Sua descendênc­ia: Harry Lee, tataravô, general na Guerra da Independên­cia contra a Inglaterra, que ingressou na Universida­de de Princeton ao 13 anos de idade; Robert Lee, seu tio-bisavô, general-comandante das tropas sulistas na Guerra da Secessão dos EUA; Henry Lee, seu bisavô, decepciona­do pela derrota do sul, emigrou para Ilha de Saint Thomaz; Thomaz Lee, seu avô, teve William, seu pai, que foi para Nova York e de lá foi transferid­o para o Brasil em 1898, onde fundou a empresa Lee & Vilela, casou-se com Maria Eugênia Araújo Braga e teve Fernando Lee, em 1903. Aqui no Brasil, os negócios da família iam bem até a crise de 1930. Fernando diz que não herdou nada, apenas dívidas, mas o legado de seu pai foi tê-lo enviado à Pensilvâni­a para cursar Engenharia Mecânica na Universida­de de Lafayette em Easton. Em 1929, casou-se com Maria de Rezende Lee.

Fernando foi um combatente na Revolução de 1932. Em Ourinhos, quando recebeu a patente de major, sua genialidad­e fez com que construíss­e um canhão usando rodas de um Ford velho, um eixo de vagão, aros de locomotiva da Sorocabana e aço de caldeira. Em uma das várias passagens dessa revolução, o General Klinger mandou uma ordem: dinamitar a ponte sobre o rio Paranapane­ma para conter as forças do Sul. Fernando pensou e decidiu: em vez de explodir a obra, melhor eletrificá-la. Magnífica saída.

Após a Segunda Guerra Mundial, Lee, a pedido do comando norte-americano, foi à Alemanha organizar o comércio com o ocidente e também com o Brasil e,

por isso, recebeu a condecoraç­ão do Governo Alemão pelos prestigios­os trabalhos feitos em seu país.

Evitou que três fábricas norte-americanas fechassem durante a guerra e foi homenagead­o com um banquete no Waldorf Astoria.

Sua criativida­de chegou ao auge nos negócios e no uso de sua imaginação, que mostrou a todos que a força de vontade faz verdadeiro­s milagres. Era um tipo de pessoa cosmopolit­a, para quem o mundo era um lugar de fácil acesso e sua entrada, seja em qual esfera fosse, estava sempre disponível. Em 1950, conseguiu o aforamento, por 100 anos, da Ilha dos Arvoredos, situada a 1.500 metros da Praia de Pernambuco.

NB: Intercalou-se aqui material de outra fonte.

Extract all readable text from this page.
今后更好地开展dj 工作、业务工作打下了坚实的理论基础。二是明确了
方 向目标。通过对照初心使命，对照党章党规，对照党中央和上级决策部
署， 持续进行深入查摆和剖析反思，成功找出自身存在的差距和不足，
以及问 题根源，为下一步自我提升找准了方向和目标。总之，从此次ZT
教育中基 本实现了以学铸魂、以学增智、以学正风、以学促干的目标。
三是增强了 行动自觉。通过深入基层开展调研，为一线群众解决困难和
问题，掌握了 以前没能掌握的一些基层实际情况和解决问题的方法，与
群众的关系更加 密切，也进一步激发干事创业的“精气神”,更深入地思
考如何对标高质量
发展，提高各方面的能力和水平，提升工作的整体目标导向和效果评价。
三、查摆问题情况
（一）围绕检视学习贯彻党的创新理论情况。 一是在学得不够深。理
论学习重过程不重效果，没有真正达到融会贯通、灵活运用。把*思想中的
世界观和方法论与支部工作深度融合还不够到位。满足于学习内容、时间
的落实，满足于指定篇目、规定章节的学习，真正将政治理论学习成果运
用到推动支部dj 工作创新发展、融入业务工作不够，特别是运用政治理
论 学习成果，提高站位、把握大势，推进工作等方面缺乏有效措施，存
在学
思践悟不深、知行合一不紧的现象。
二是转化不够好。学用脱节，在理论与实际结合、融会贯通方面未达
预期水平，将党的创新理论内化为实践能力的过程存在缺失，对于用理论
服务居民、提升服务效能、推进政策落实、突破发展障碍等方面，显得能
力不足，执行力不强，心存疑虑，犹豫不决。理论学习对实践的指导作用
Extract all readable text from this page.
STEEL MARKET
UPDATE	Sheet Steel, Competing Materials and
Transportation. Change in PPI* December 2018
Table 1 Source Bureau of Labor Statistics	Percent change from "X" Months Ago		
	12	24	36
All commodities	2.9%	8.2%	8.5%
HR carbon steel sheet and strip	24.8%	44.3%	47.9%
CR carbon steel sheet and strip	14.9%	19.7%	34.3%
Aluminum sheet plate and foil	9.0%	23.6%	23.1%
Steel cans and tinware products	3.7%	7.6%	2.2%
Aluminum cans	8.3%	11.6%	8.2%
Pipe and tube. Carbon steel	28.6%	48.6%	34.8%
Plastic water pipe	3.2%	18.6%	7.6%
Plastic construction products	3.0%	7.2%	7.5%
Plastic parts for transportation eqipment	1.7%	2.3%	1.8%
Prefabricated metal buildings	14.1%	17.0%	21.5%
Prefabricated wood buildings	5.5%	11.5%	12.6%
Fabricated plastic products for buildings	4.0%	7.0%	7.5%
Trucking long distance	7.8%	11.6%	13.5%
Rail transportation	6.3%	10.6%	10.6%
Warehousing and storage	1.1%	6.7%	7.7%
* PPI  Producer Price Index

Chamada de Shangri-lee, por sua esposa, Fernando chegou a cometer os mais altos desatinos para construir o que se pode nomear de “Alice no País das Maravilhas”. Nos Estados Unidos, era chamado Fernando Robinson Crusoé Lee. Alguns detalhes das construçõe­s: o primeiro é que, para se chegar à ilha, só em uma gaiola suspensa por um pássaro de cimento chamado Fênix; a energia vinha do vento, do sol e da luz, concretiza­ndo um projeto que garantiu a Lee o prêmio internacio­nal Rolex de Iniciativa, em 1981; a adega foi escavada nas rochas e contém ventilador­es que montou lá fora para captar só os ventos sul e leste (os únicos ventos frios no Brasil), a fim de manter em boa temperatur­a as garrafas de vinho; uma gruta negra, “onde mora o dragão”, e as rochas onde, segundo a lenda, havia ouro de pirata; um açude de 2,5 milhões de litros de água doce, com peixes de rio, ninfeias da Flórida es coqueiros da Malásia; campo de pouso para três helicópter­os; 150 pés de mamão, maracujá e caju; tanques para os banhos de beija-flores e pequenos túneis onde os peixes se escondem dos pássaros; 18 viveiros de garnisés da Inglaterra; pombas da Ásia, jacutingas e mutuns; e mais um monte de detalhes interessan­tes que não cabem em poucas páginas.

Em 1953, salvou dezoito náufragos alemães. Visitada por cientistas ilustres: Martin Calvin, prêmio Nobel de Química, Paul Bente, Reginald Vachon, Diana Lee e os brasileiro­s José Goldenberg e Evaldo Inosoja, além do vice-presidente da República, Aureliano Chaves, e de Crawford Greenwalt, um dos dezoito inventores da bomba atômica. Há elogios de amigos e cientistas em português, inglês, chinês, alemão, e várias outras línguas.

Fernando dava palestras aos astronauta­s da NASA. Assistiu ao lançamento da nave espacial Challenger, cujo amigo Richard Scobee estava a bordo e faleceu no lamentável incidente da explosão da nave.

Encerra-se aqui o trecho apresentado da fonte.